We especially don’t like burying young people in military graves. We are sick of paying taxes for wars instead of building schools for our children or providing universal health care, or fixing the potholes in our streets. We are sick, too, of paying for military hardware, money better spent on saving the environment. If Obama looks weak for refusing to charge into Syria and for pulling our troops out of Afghanistan, you’ve read him and us wrong. America isn’t weak. America is tired. For 70 years we’ve defended democracy on a global scale, and we don’t have much to show for it. Some people prefer the tyrannies they know than an open society they don’t. Egypt overthrew one military dictator only to elect a religious one. Now it’s replaced him with another military tyrant. Go figure.
As Robert Kagan of the Brookings Institute noted in a recent essay, “liberal civilization itself runs deeply against the human grain and is achieved and sustained only by the most unremitting struggle against nature.” (“The Allure of Normalcy,” by Robert Kagan, The New Republic, June 9, 2014, pg 30) I agree. Democracy isn’t normal. A pecking order is normal. Tyrannies, and oligarchies, and dictatorships are normal if history is a guide.

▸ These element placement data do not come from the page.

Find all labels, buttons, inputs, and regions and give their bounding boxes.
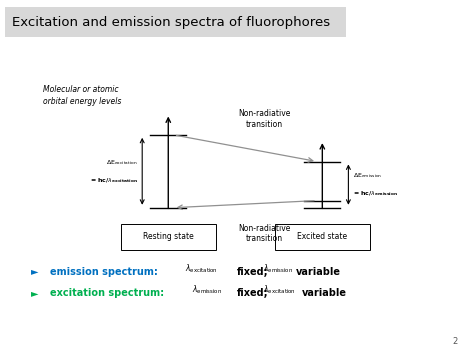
Text: $\Delta$E$_\mathregular{excitation}$: $\Delta$E$_\mathregular{excitation}$ (106, 158, 137, 167)
Text: $\lambda_{\rm excitation}$: $\lambda_{\rm excitation}$ (185, 262, 218, 275)
FancyBboxPatch shape (5, 7, 346, 37)
Text: Non-radiative
transition: Non-radiative transition (238, 224, 291, 243)
Text: 2: 2 (452, 337, 457, 346)
Text: excitation spectrum:: excitation spectrum: (50, 288, 164, 298)
Text: emission spectrum:: emission spectrum: (50, 267, 158, 277)
Text: fixed;: fixed; (237, 267, 269, 277)
Text: Excitation and emission spectra of fluorophores: Excitation and emission spectra of fluor… (12, 16, 330, 29)
Text: $\lambda_{\rm emission}$: $\lambda_{\rm emission}$ (192, 284, 222, 296)
Text: Non-radiative
transition: Non-radiative transition (238, 109, 291, 129)
Text: variable: variable (301, 288, 346, 298)
Text: $\lambda_{\rm excitation}$: $\lambda_{\rm excitation}$ (263, 284, 296, 296)
Text: fixed;: fixed; (237, 288, 269, 298)
Text: variable: variable (296, 267, 341, 277)
Text: $\Delta$E$_\mathregular{emission}$: $\Delta$E$_\mathregular{emission}$ (353, 171, 383, 180)
FancyBboxPatch shape (121, 224, 216, 250)
FancyBboxPatch shape (275, 224, 370, 250)
Text: Molecular or atomic
orbital energy levels: Molecular or atomic orbital energy level… (43, 85, 121, 106)
Text: $\lambda_{\rm emission}$: $\lambda_{\rm emission}$ (263, 262, 293, 275)
Text: Excited state: Excited state (297, 233, 347, 241)
Text: Resting state: Resting state (143, 233, 194, 241)
Text: = hc/$\lambda$$_\mathregular{emission}$: = hc/$\lambda$$_\mathregular{emission}$ (353, 189, 398, 198)
Text: = hc/$\lambda$$_\mathregular{excitation}$: = hc/$\lambda$$_\mathregular{excitation}… (90, 176, 137, 185)
Text: ►: ► (31, 288, 38, 298)
Text: ►: ► (31, 267, 38, 277)
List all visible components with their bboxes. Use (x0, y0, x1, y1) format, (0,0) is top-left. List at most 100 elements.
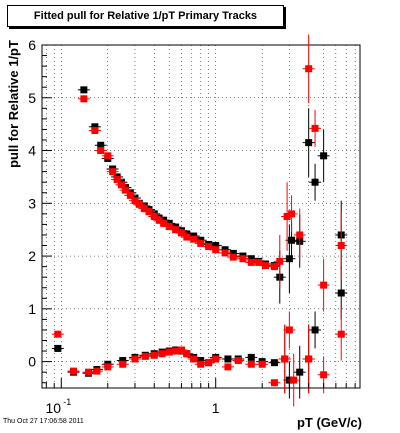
data-points (51, 34, 348, 407)
data-point (320, 281, 328, 289)
data-point (54, 330, 62, 338)
data-point (54, 344, 62, 352)
data-point (117, 181, 125, 189)
data-point (261, 262, 269, 270)
data-point (288, 210, 296, 218)
y-tick-label: 3 (28, 195, 36, 211)
data-point (93, 367, 101, 375)
data-point (337, 242, 345, 250)
data-point (145, 208, 153, 216)
data-point (205, 243, 213, 251)
axes: 0 1 2 3 4 5 6 10 -1 1 (28, 37, 356, 416)
data-point (190, 355, 198, 363)
data-point (135, 200, 143, 208)
data-point (234, 357, 242, 365)
data-point (285, 255, 293, 263)
data-point (283, 213, 291, 220)
data-point (258, 360, 266, 368)
data-point (229, 253, 237, 261)
y-tick-label: 6 (28, 37, 36, 53)
y-tick-label: 2 (28, 248, 36, 264)
data-point (150, 213, 158, 220)
data-point (221, 249, 229, 257)
data-point (183, 233, 191, 241)
x-tick-label: 1 (212, 400, 220, 416)
data-point (131, 355, 139, 363)
grid (42, 44, 360, 388)
data-point (160, 219, 168, 227)
data-point (320, 152, 328, 160)
data-point (311, 326, 319, 334)
data-point (183, 350, 191, 358)
data-point (197, 239, 205, 247)
data-point (126, 191, 134, 199)
data-point (224, 363, 232, 371)
data-point (285, 326, 293, 334)
x-axis-label: pT (GeV/c) (297, 415, 362, 430)
data-point (212, 242, 220, 250)
data-point (140, 205, 148, 213)
data-point (177, 346, 185, 354)
data-point (288, 236, 296, 244)
data-point (270, 379, 278, 387)
data-point (311, 124, 319, 132)
plot-frame (41, 44, 361, 389)
data-point (70, 367, 78, 375)
data-point (337, 289, 345, 297)
data-point (296, 368, 304, 376)
data-point (337, 330, 345, 338)
plot-frame-rect (41, 44, 361, 389)
data-point (97, 147, 105, 155)
data-point (197, 360, 205, 368)
data-point (155, 216, 163, 224)
y-axis-label: pull for Relative 1/pT (6, 40, 21, 168)
data-point (172, 226, 180, 234)
data-point (172, 347, 180, 355)
data-point (247, 258, 255, 266)
data-point (305, 355, 313, 363)
data-point (190, 235, 198, 243)
data-point (305, 65, 313, 73)
data-point (131, 197, 139, 205)
data-point (80, 95, 88, 103)
data-point (255, 258, 263, 266)
data-point (84, 368, 92, 376)
y-tick-label: 1 (28, 301, 36, 317)
x-tick-label: 10 (46, 400, 62, 416)
y-tick-label: 0 (28, 354, 36, 370)
data-point (119, 357, 127, 365)
data-point (224, 355, 232, 363)
data-point (109, 168, 117, 176)
data-point (276, 257, 284, 265)
footer-timestamp: Thu Oct 27 17:06:58 2011 (3, 418, 84, 425)
data-point (290, 376, 298, 384)
data-point (97, 141, 105, 149)
y-tick-label: 5 (28, 90, 36, 106)
data-point (270, 263, 278, 271)
data-point (296, 231, 304, 239)
data-point (91, 126, 99, 134)
data-point (104, 152, 112, 160)
data-point (150, 351, 158, 359)
data-point (158, 350, 166, 358)
data-point (247, 360, 255, 368)
data-point (281, 355, 289, 363)
data-point (197, 357, 205, 365)
data-point (270, 359, 278, 367)
data-point (113, 176, 121, 184)
data-point (165, 348, 173, 356)
y-tick-label: 4 (28, 143, 36, 159)
data-point (121, 186, 129, 194)
data-point (247, 255, 255, 263)
data-point (320, 371, 328, 379)
data-point (229, 249, 237, 257)
data-point (165, 223, 173, 231)
chart-title: Fitted pull for Relative 1/pT Primary Tr… (33, 10, 258, 22)
data-point (80, 86, 88, 94)
x-tick-label-exponent: -1 (63, 397, 71, 407)
data-point (212, 355, 220, 363)
data-point (141, 352, 149, 360)
chart-title-box: Fitted pull for Relative 1/pT Primary Tr… (7, 5, 284, 27)
data-point (305, 139, 313, 147)
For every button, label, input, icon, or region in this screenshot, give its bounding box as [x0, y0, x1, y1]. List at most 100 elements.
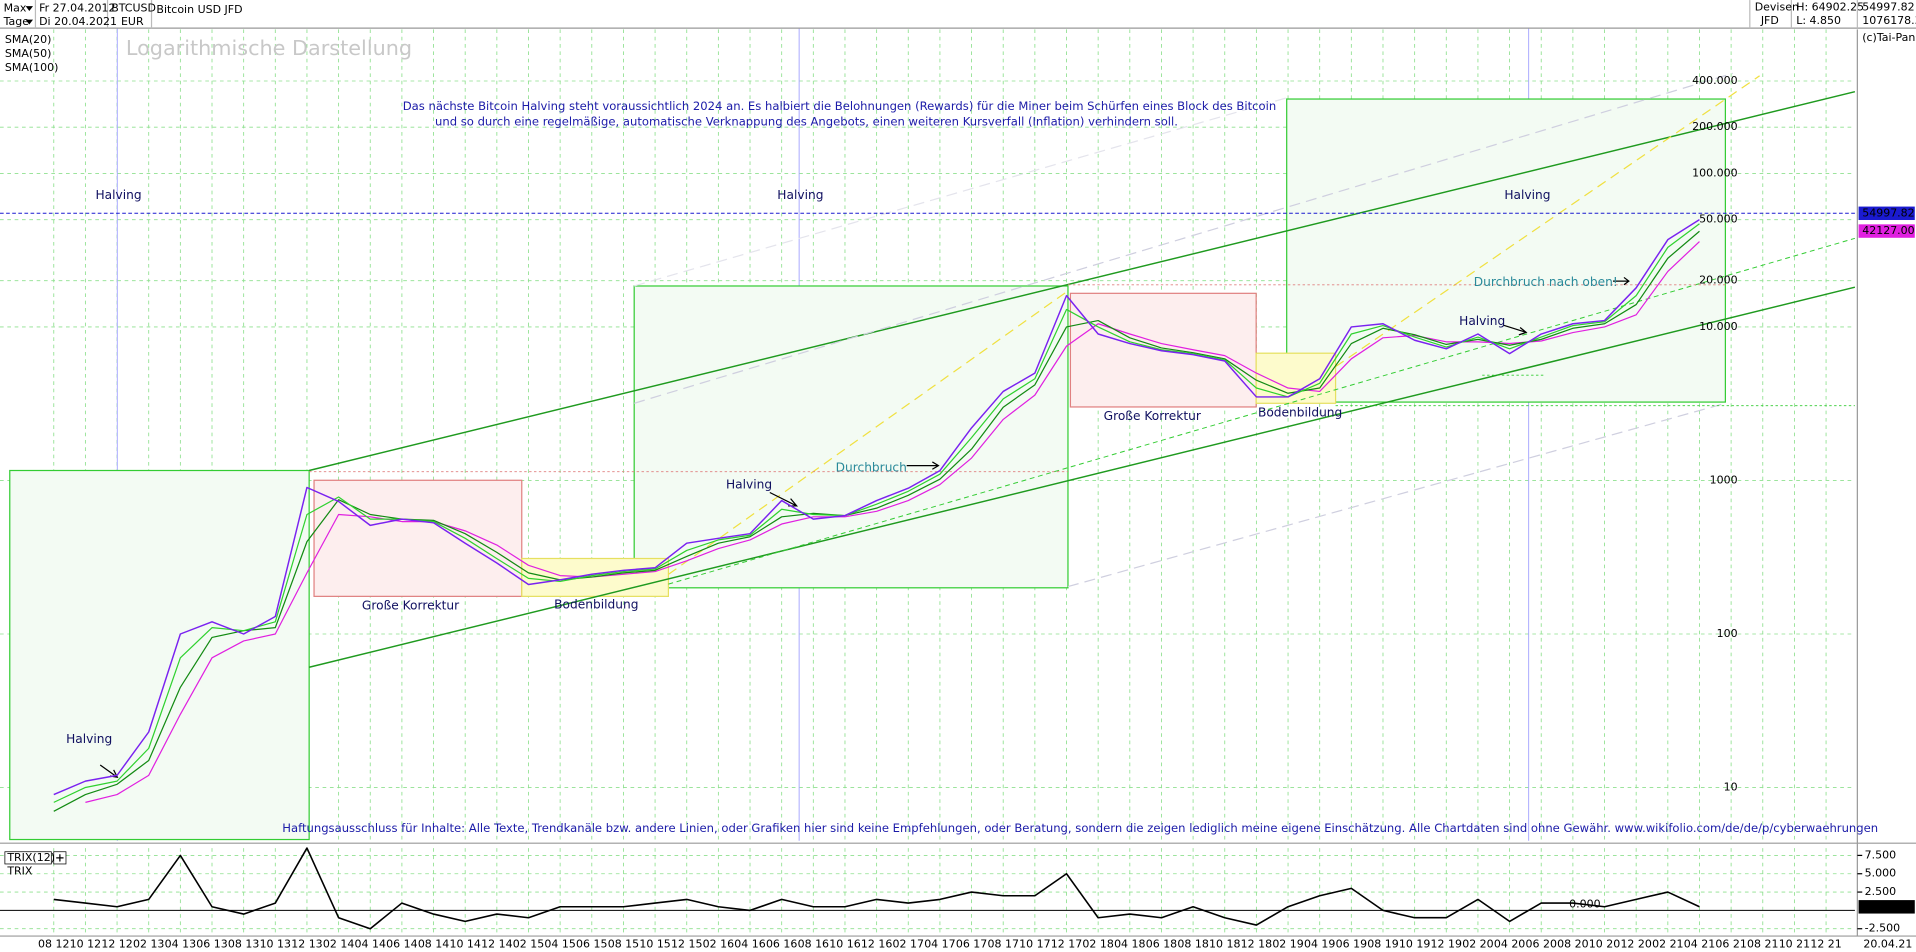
date-from: Fr 27.04.2012	[39, 2, 115, 15]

To its credit, America continues to struggle against the grain. Democracy works for us and we’d like to see others lead free lives. But Americans have paid their dues. Let people sneer at us and predict our demise until their lips drop off. When they reimagine a world with Russia, China, North Korea, or Saudi Arabia is in charge, I’m guessing a number of them will fall to their knees and pray the United States gets a second wind.